COVID WAR CLOBBERING U.S. HOUSEHOLDS

About 40 percent of U.S. households have experienced serious financial problems over the past few months and 69 percent of families with elementary school-aged children say their child has fallen behind due to the COVID-19 outbreak.
The survey—which included 3,6000 adults and was conducted in the late summer—found that Latino and black households reported the highest percent experiencing hardships, at 57 and 56 percent, respectively. About 29 percent of white responders reported serious financial hardships.
The Trends Journal has long predicted that the coronavirus outbreak will hurt the middle class and poor Americans, while the country’s richest will feel little to no pain.
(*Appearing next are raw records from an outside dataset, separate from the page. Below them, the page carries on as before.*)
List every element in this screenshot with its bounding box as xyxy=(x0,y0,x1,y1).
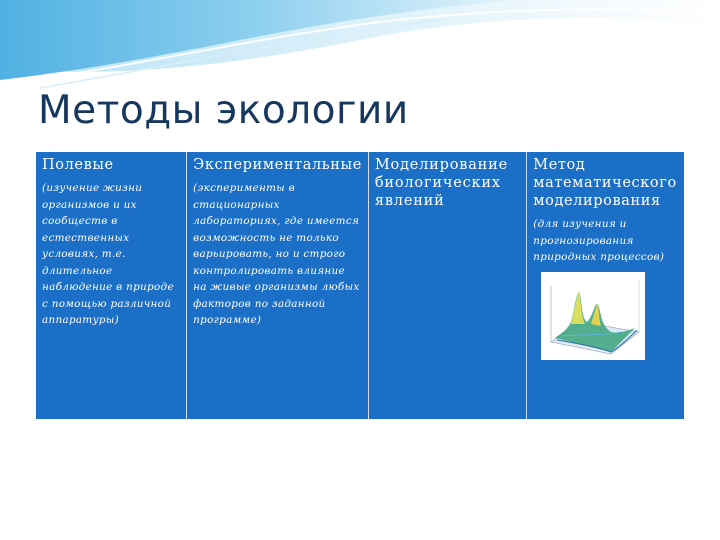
method-cell-field xyxy=(36,152,187,419)
method-description: (эксперименты в стационарных лабораториях, где имеется возможность не только варьировать, но и строго контролировать влияние на живые организмы любых факторов по заданной программе) xyxy=(193,182,360,326)
method-title: Моделирование биологических явлений xyxy=(374,157,508,209)
method-description: (для изучения и прогнозирования природных процессов) xyxy=(533,218,665,263)
method-title: Полевые xyxy=(42,157,114,173)
method-cell-math-modeling xyxy=(527,152,684,419)
method-title: Метод математического моделирования xyxy=(533,157,677,209)
header-wave-decoration xyxy=(0,0,720,90)
slide-title: Методы экологии xyxy=(38,88,409,133)
method-description: (изучение жизни организмов и их сообществ в естественных условиях, т.е. длительное наблюдение в природе с помощью различной аппаратуры) xyxy=(42,182,174,326)
method-cell-modeling xyxy=(369,152,527,419)
methods-table xyxy=(36,152,684,419)
method-cell-experimental xyxy=(187,152,369,419)
3d-surface-plot-icon xyxy=(541,272,645,360)
table-row xyxy=(36,152,684,419)
method-title: Экспериментальные xyxy=(193,157,362,173)
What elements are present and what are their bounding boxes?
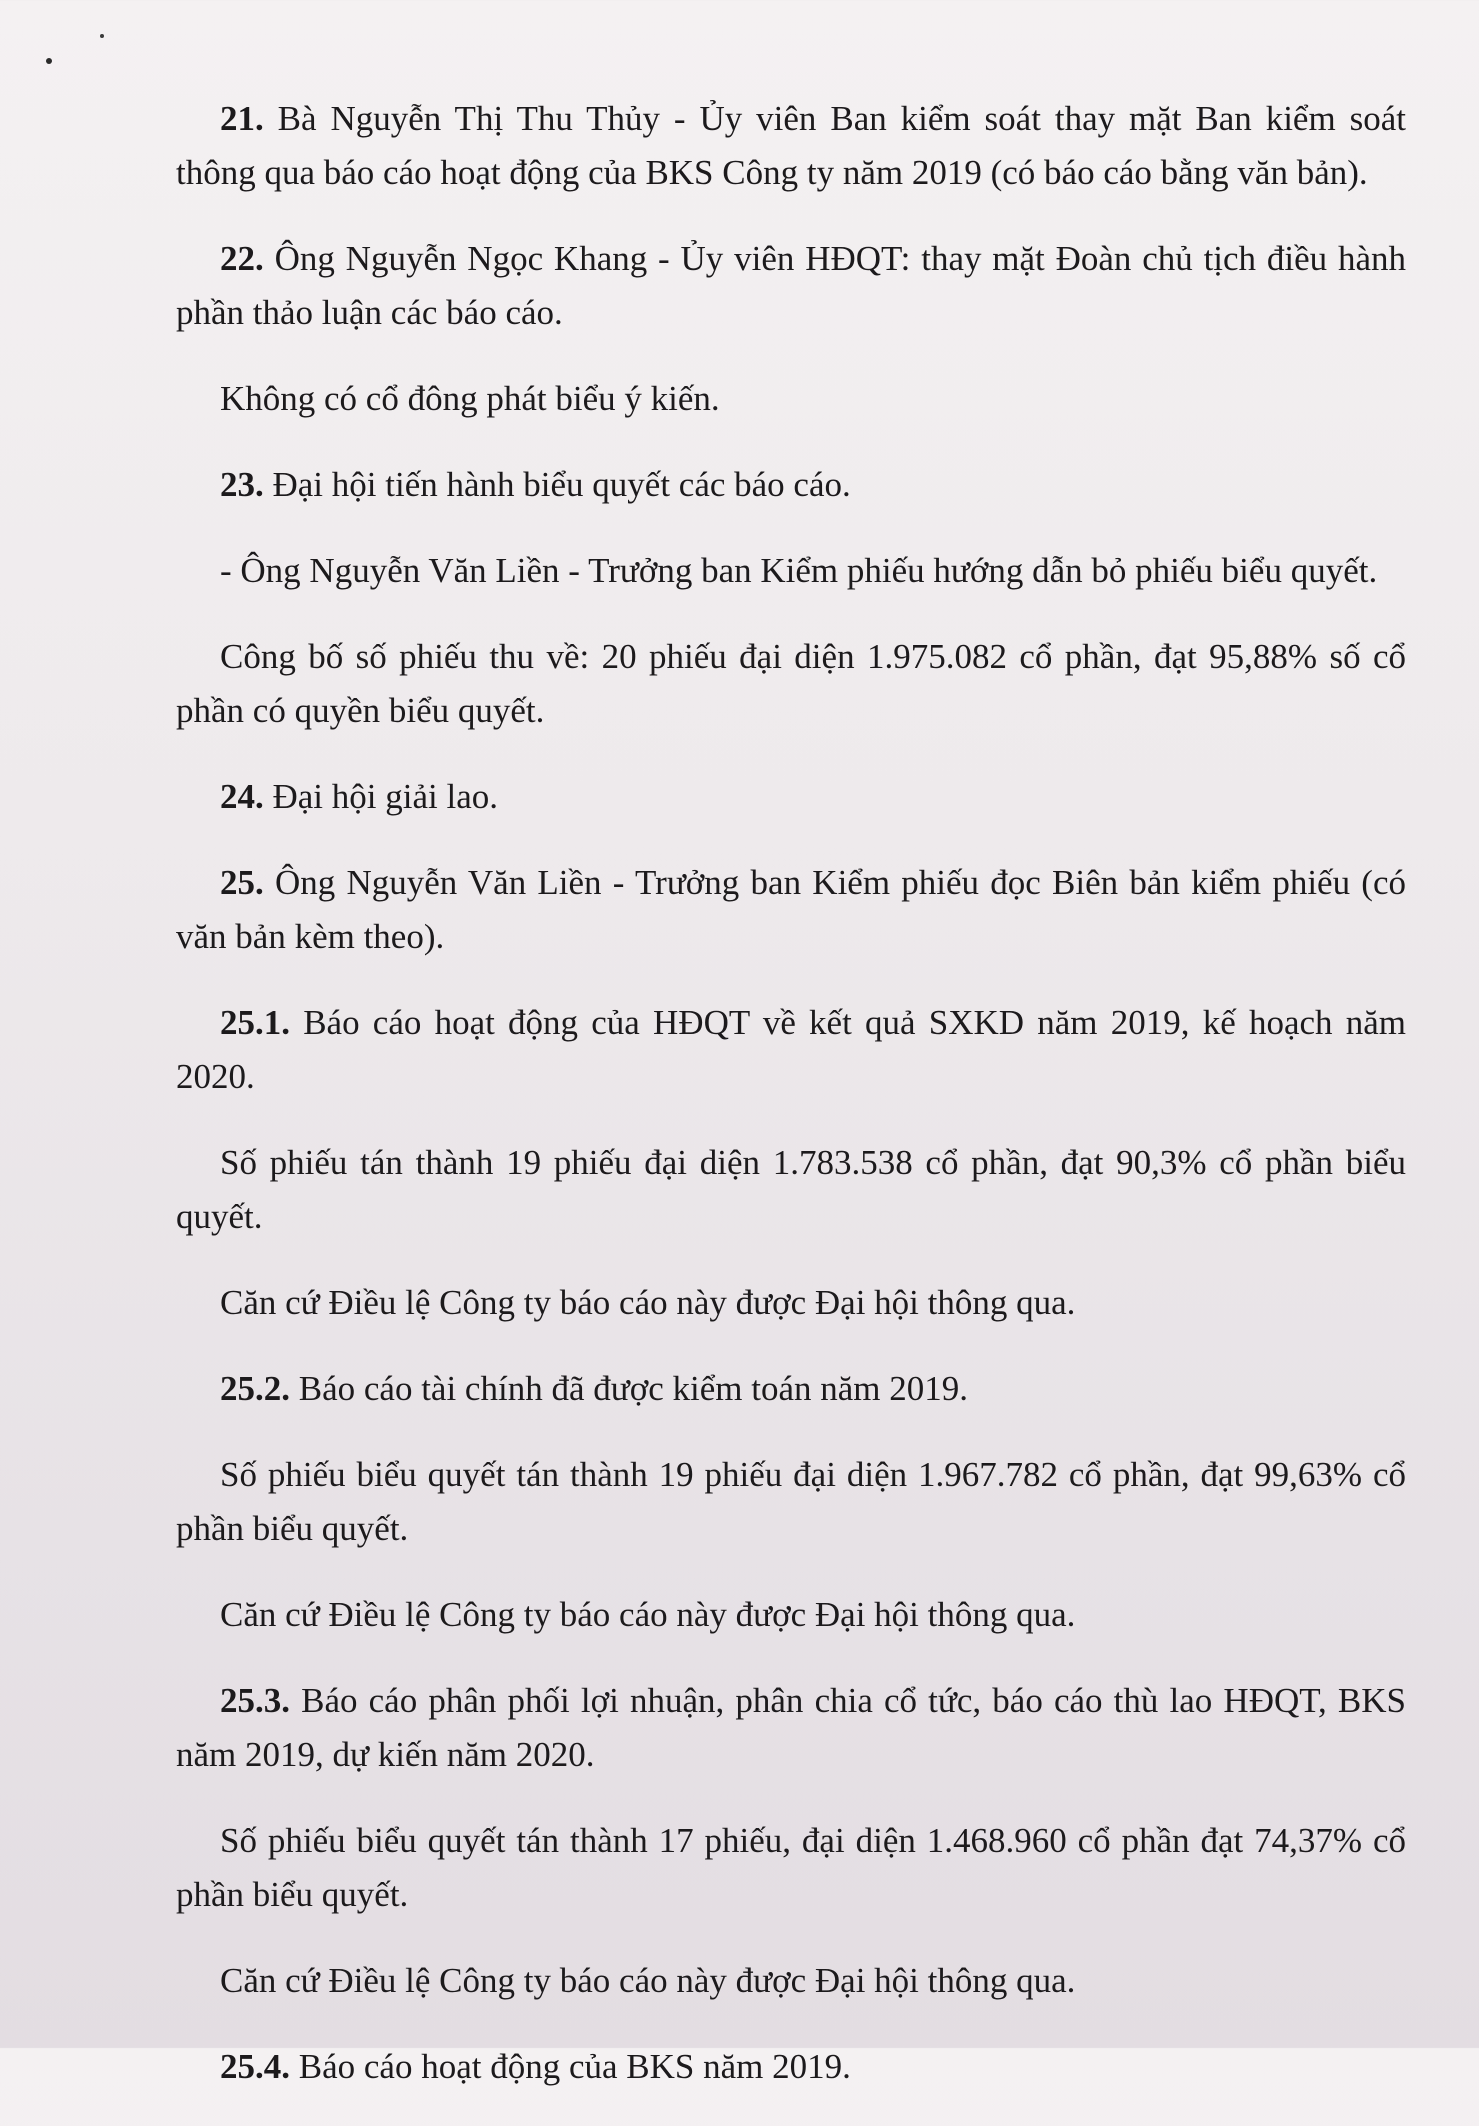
paragraph-24 (176, 770, 1406, 824)
paragraph-25-2-votes (176, 1448, 1406, 1556)
paragraph-text: - Ông Nguyễn Văn Liền - Trưởng ban Kiểm phiếu hướng dẫn bỏ phiếu biểu quyết. (220, 551, 1378, 590)
paragraph-text: Bà Nguyễn Thị Thu Thủy - Ủy viên Ban kiểm soát thay mặt Ban kiểm soát thông qua báo cáo hoạt động của BKS Công ty năm 2019 (có báo cáo bằng văn bản). (176, 99, 1406, 192)
paragraph-25-1-votes (176, 1136, 1406, 1244)
paragraph-25-2 (176, 1362, 1406, 1416)
item-number: 25. (220, 863, 264, 902)
paragraph-text: Số phiếu tán thành 19 phiếu đại diện 1.783.538 cổ phần, đạt 90,3% cổ phần biểu quyết. (176, 1143, 1406, 1236)
paragraph-ballots-collected (176, 630, 1406, 738)
ink-dot (100, 34, 104, 38)
item-number: 24. (220, 777, 264, 816)
paragraph-25-4 (176, 2040, 1406, 2094)
paragraph-text: Số phiếu biểu quyết tán thành 17 phiếu, đại diện 1.468.960 cổ phần đạt 74,37% cổ phần biểu quyết. (176, 1821, 1406, 1914)
paragraph-text: Số phiếu biểu quyết tán thành 19 phiếu đại diện 1.967.782 cổ phần, đạt 99,63% cổ phần biểu quyết. (176, 1455, 1406, 1548)
item-number: 22. (220, 239, 264, 278)
item-number: 25.3. (220, 1681, 290, 1720)
paragraph-22 (176, 232, 1406, 340)
item-number: 25.2. (220, 1369, 290, 1408)
document-body (176, 92, 1406, 2126)
paragraph-text: Báo cáo hoạt động của BKS năm 2019. (290, 2047, 851, 2086)
paragraph-25-2-approved (176, 1588, 1406, 1642)
paragraph-no-comments (176, 372, 1406, 426)
paragraph-text: Không có cổ đông phát biểu ý kiến. (220, 379, 720, 418)
paragraph-text: Báo cáo hoạt động của HĐQT về kết quả SXKD năm 2019, kế hoạch năm 2020. (176, 1003, 1406, 1096)
item-number: 25.4. (220, 2047, 290, 2086)
paragraph-text: Công bố số phiếu thu về: 20 phiếu đại diện 1.975.082 cổ phần, đạt 95,88% số cổ phần có quyền biểu quyết. (176, 637, 1406, 730)
paragraph-23 (176, 458, 1406, 512)
item-number: 23. (220, 465, 264, 504)
paragraph-text: Căn cứ Điều lệ Công ty báo cáo này được Đại hội thông qua. (220, 1595, 1076, 1634)
paragraph-text: Căn cứ Điều lệ Công ty báo cáo này được Đại hội thông qua. (220, 1961, 1076, 2000)
item-number: 25.1. (220, 1003, 290, 1042)
paragraph-text: Báo cáo tài chính đã được kiểm toán năm 2019. (290, 1369, 968, 1408)
paragraph-text: Báo cáo phân phối lợi nhuận, phân chia cổ tức, báo cáo thù lao HĐQT, BKS năm 2019, dự kiến năm 2020. (176, 1681, 1406, 1774)
paragraph-25 (176, 856, 1406, 964)
paragraph-25-1 (176, 996, 1406, 1104)
paragraph-text: Căn cứ Điều lệ Công ty báo cáo này được Đại hội thông qua. (220, 1283, 1076, 1322)
paragraph-text: Ông Nguyễn Ngọc Khang - Ủy viên HĐQT: thay mặt Đoàn chủ tịch điều hành phần thảo luận các báo cáo. (176, 239, 1406, 332)
ink-dot (46, 58, 52, 64)
paragraph-25-3-votes (176, 1814, 1406, 1922)
paragraph-25-1-approved (176, 1276, 1406, 1330)
paragraph-25-3 (176, 1674, 1406, 1782)
item-number: 21. (220, 99, 264, 138)
paragraph-text: Đại hội tiến hành biểu quyết các báo cáo. (263, 465, 851, 504)
paragraph-text: Đại hội giải lao. (263, 777, 499, 816)
paragraph-21 (176, 92, 1406, 200)
paragraph-25-3-approved (176, 1954, 1406, 2008)
paragraph-vote-guide (176, 544, 1406, 598)
paragraph-text: Ông Nguyễn Văn Liền - Trưởng ban Kiểm phiếu đọc Biên bản kiểm phiếu (có văn bản kèm theo). (176, 863, 1406, 956)
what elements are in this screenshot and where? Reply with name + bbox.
In fact, the richest Americans have seen their wealth surge during the epidemic. (See “BILLIONAIRES BEAT TAXES: LITTLE PEOPLE PAY,” “AMERICA’S RICHEST 400 FAMILIES PAY A TINY PERCENT OF FEDERAL INCOME TAX COMPARED TO THE WORKING CLASS.”) We pointed out at the time that the late-great comedian George Carlin once said, “It’s one big club and you ain’t in it.”
Our 5 October 2021 issue also has an article titled, “DOLLAR GENERAL EMPLOYEES: PLANTATION WORKERS OF SLAVELANDIA,” that pointed out the horrid conditions that these employees face while earning minimum wage.
The article said, “The game is rigged. From stocks to businesses, the one percent control and own what used to be called, ‘The Land of Opportunity.’ The rich in the U.S. keep getting wealthier, and the expendable, working-class has never been more desperate to work at menial jobs with little pay and recourse.”
The recent study was conducted by NPR, the Robert Wood Johnson Foundation and the Harvard T.H. Chan School of Public Health. The survey found that 59 percent of houses with an income of $50,000 a year or lower have reported serious financial problems. 
About 20 percent of responders said their financial situation has improved compared to before the COVID-19 outbreak, compared with 32 percent who said their situation has worsened. About half of the responders said there has been no change in their financial situation.
TRENDPOST: Last week, Ron Klain, the White House chief of staff, was criticized for being out of touch when he retweeted a post from a Harvard professor who called inflation and supply chain issues “high class problems.” The retweet sparked debate on social media and forced the White House to clarify his position. Another jump in consumer prices in September sent inflation up 5.4 percent from a year ago, which matches the most dramatic increase since 2008. 
Robert Blendon, the co-director of the survey and emeritus professor of health policy and political analysis at Harvard, said many Americans are “still caught in the middle of the impact of the Delta variant and COVID epidemic.”
“It’s not over for them financially. We’re in the middle of a period of real peoples’ lives where they’re still in a lifeboat worried about getting to shore.”
TREND FORECAST: We forecast there will be growing political movements against the 1 percent as the “Greatest Depression” worsens and incomes decline… while federal, state, and city taxes are raised on consumer goods and services, school and property, etc. 
TRENDPOST: Beyond the U.S., income inequality is a global trend. As we have been reporting in the Trends Journal, Oxfam research shows the world’s 2,000 billionaires have more combined wealth than the 4.6 billion people who comprise 60 percent of the world’s population.
TREND FORECAST: Our “OFF WITH THEIR HEADS 2.0” trend from December 2019, forecasting the global rise in anger directed at the 1 percent, was already spreading globally prior the 2020 COVID War.
The great wealth gap followed by the destruction of small businesses by politicians who launched the COVID War while allowing the Bigs to get bigger will be a key platform in the formation of new political parties across the globe. As the gap between the rich and poor widens, so, too, will the animosity between the “haves” and “have nots.”
Gated communities will increase in popularity and more private security will be hired by the haves who will be gangland targets.